En ce qui concerne les limites, je dirais la question du temps, car les échéances peuvent être très serrées et il y a souvent des urgences, ce qui n’est pas surprenant dans le contexte des besoins tout aussi urgents en habitation. L’autre limite importante, c’est que les défis sont immenses et qu’il est impossible de financer ou de mettre en oeuvre l’ensemble des mesures qui seraient pertinentes, nécessaires et souhaitées.

Comment faites-vous pour demeurer au fait des actualités dans votre domaine ?

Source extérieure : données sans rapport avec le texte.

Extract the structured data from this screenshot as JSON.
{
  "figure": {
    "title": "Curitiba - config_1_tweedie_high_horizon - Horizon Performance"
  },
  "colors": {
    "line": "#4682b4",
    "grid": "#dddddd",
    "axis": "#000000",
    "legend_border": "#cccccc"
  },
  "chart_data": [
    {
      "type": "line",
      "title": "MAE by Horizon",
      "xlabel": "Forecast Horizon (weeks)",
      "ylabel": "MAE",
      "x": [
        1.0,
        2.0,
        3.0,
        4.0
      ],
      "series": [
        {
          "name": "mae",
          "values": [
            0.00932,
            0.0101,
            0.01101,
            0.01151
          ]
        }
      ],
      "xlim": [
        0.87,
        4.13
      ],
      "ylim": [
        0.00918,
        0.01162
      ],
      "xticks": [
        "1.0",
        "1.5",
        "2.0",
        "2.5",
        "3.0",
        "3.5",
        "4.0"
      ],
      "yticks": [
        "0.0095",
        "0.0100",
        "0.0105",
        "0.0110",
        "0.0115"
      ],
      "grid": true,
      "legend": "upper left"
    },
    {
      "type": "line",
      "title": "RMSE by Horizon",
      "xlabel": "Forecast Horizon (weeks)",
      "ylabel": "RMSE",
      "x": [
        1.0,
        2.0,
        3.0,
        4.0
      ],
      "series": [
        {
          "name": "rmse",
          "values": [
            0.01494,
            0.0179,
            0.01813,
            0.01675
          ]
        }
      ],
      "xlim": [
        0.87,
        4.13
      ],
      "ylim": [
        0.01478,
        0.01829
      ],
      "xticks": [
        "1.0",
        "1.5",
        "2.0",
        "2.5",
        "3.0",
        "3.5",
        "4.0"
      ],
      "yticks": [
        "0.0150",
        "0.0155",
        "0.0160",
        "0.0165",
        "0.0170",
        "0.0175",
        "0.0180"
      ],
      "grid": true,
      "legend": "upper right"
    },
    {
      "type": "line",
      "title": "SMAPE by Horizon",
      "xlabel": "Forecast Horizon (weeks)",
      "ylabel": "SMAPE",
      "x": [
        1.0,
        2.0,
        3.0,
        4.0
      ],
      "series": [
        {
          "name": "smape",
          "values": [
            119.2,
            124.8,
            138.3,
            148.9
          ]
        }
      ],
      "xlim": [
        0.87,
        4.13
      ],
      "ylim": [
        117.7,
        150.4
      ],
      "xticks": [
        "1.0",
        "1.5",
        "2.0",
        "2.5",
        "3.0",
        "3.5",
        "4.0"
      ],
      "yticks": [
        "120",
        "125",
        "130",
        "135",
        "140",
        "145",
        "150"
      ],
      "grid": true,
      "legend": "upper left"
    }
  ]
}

J’essaie d’assister à des webinaires, par exemple ceux du CREMIS (Centre de recherche sur les inégalités sociales et les discriminations), du CRACH (Collectif de recherche et d’action sur l’habitation), qui touchent à l’habitation, ceux de l’INRS, ou encore de la SCHL (Société canadienne d’hypothèques et de logement), qui a créé un groupe de codéveloppement pancanadien qui aborde des thématiques très variées et concrètes. Je lis principalement des rapports de recherche, mais surtout les synthèses et lorsque le besoin se présente, je creuse un peu plus. Dans l’équipe, nous partageons beaucoup d’articles de journaux, d’articles de centres de recherche. J’aime bien consulter les mémoires et thèses universitaires parce qu’ils ont des angles très spécifiques qui donnent beaucoup de pistes de réflexion. En revanche, notre gros défi est le manque de temps pour lire en profondeur. Donc, nous avons une préférence pour les rapports de synthèse et les capsules comme celles de VRM.

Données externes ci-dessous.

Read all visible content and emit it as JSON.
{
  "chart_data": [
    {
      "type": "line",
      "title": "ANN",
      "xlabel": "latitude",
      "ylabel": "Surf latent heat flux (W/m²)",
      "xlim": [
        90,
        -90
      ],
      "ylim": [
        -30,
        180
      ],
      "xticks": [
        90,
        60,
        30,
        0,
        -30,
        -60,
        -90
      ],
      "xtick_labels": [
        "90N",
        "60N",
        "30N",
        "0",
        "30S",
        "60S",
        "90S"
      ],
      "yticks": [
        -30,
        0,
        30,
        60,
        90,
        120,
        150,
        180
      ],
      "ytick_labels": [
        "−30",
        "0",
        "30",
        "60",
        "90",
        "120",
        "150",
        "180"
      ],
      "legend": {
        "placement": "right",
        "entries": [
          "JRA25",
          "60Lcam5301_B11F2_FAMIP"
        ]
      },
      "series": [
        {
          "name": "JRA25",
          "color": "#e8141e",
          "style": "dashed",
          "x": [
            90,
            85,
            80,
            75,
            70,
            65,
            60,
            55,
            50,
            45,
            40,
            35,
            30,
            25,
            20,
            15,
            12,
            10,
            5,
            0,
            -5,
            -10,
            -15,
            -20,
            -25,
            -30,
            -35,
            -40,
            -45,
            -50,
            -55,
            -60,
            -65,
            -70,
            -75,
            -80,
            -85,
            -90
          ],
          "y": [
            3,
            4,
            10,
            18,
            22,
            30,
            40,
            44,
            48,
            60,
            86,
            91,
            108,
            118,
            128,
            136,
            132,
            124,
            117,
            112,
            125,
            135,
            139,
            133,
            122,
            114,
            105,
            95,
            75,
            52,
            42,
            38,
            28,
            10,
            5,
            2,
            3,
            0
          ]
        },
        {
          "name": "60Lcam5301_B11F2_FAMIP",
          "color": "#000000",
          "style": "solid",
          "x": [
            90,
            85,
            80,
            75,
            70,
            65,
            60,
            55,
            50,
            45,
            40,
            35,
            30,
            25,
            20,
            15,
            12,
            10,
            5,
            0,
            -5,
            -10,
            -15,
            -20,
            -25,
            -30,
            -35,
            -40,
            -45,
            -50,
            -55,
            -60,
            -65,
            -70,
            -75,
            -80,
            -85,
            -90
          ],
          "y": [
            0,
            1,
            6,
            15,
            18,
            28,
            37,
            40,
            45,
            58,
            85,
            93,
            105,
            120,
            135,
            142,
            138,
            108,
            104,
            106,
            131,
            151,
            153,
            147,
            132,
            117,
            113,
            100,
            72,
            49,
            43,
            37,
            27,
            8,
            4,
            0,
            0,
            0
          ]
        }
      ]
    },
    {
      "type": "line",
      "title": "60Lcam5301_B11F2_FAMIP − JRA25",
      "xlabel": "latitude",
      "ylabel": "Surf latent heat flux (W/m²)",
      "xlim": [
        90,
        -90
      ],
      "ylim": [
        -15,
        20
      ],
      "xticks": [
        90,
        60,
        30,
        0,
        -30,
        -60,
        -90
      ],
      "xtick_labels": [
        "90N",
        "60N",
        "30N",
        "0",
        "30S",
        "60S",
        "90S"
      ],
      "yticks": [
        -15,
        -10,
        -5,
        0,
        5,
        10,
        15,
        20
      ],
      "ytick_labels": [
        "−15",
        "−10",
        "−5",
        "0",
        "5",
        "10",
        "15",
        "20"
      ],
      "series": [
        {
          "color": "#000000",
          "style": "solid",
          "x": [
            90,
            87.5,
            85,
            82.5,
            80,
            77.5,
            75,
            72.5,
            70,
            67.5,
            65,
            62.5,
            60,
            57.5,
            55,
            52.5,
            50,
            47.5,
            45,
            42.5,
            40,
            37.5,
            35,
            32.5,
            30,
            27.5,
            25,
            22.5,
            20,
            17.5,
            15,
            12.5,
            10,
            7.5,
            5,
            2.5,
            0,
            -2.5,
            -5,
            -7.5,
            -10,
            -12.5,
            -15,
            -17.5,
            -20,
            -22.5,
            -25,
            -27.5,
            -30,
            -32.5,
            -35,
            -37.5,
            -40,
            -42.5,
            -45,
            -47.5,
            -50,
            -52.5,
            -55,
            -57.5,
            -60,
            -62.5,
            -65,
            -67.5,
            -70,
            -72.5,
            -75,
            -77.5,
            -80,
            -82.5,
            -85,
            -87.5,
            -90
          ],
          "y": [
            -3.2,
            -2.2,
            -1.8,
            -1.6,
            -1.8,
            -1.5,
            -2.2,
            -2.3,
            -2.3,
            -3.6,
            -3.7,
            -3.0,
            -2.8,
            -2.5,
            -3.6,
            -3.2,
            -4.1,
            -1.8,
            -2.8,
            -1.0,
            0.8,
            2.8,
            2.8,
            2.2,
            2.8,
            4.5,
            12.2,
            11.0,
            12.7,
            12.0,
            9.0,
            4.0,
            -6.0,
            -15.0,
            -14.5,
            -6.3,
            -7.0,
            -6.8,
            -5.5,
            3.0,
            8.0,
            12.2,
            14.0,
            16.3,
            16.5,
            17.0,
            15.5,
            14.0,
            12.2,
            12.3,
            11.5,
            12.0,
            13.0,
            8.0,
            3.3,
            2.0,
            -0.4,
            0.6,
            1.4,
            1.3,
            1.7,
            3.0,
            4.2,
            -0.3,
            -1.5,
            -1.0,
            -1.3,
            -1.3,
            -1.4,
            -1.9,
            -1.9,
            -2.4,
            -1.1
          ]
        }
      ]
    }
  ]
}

Comment imaginez-vous votre secteur dans les prochaines années ?

L’habitation a toujours été une question importante pour la Ville de Montréal, mais ça l’est encore plus dans le contexte actuel de crise du logement abordable. En effet, nous vivons en ce moment une certaine reconfiguration du secteur, car le principal levier gouvernemental pour développer du logement social et communautaire, AccèsLogis, n’est actuellement plus financé, ce qui crée beaucoup d’incertitudes, notamment chez nos partenaires communautaires. Le gouvernement du Québec a annoncé de nouveaux programmes, et depuis 2017 le gouvernement fédéral a aussi adopté sa Stratégie nationale sur le logement, qui comporte différents programmes. De son côté, la Ville de Montréal a lancé un vaste chantier, le Chantier Montréal abordable, pour explorer de nouveaux leviers financiers, réglementaires et juridiques. Les outils élaborés par la Ville se veulent complémentaires aux nouvelles interventions gouvernementales. Ce sera donc intéressant de voir comment le secteur va évoluer au fil du temps.

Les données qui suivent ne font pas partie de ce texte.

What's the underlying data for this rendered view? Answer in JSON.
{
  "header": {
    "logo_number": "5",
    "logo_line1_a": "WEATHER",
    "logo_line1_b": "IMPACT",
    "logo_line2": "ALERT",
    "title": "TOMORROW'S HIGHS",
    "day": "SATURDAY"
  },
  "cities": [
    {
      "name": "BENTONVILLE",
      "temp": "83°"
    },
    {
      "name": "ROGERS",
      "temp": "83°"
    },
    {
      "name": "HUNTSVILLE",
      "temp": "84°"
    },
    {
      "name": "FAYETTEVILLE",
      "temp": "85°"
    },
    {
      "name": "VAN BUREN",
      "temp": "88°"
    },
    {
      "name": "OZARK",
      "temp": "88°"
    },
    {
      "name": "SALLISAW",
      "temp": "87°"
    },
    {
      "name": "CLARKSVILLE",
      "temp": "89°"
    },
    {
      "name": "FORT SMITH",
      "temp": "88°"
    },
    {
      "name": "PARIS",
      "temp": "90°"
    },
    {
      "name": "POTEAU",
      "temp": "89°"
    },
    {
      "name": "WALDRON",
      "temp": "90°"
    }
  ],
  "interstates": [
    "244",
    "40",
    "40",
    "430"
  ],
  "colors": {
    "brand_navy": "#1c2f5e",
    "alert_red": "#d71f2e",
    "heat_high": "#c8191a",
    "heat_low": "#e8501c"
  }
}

Un autre aspect est que les besoins des populations évoluent. Le vieillissement de la population, combiné à la volonté des personnes de vieillir chez elles, incite à se questionner sur la construction et l’adaptation des logements et sur l’accessibilité universelle. Je porte ces préoccupations et je pense qu’il faut poser des gestes dès maintenant pour qu’ultimement les Montréalais et Montréalaises puissent vieillir en sécurité et pour avoir un impact positif sur l’autonomie des personnes, quelle que soit leur situation. Nous devons également faciliter le maintien des familles en ville, et nous assurer d’avoir des milieux de vie où tous les types de ménages peuvent vivre dans une perspective d’équité.

Enfin, la qualité et le maintien de l’abordabilité des logements existants constituent un enjeu important.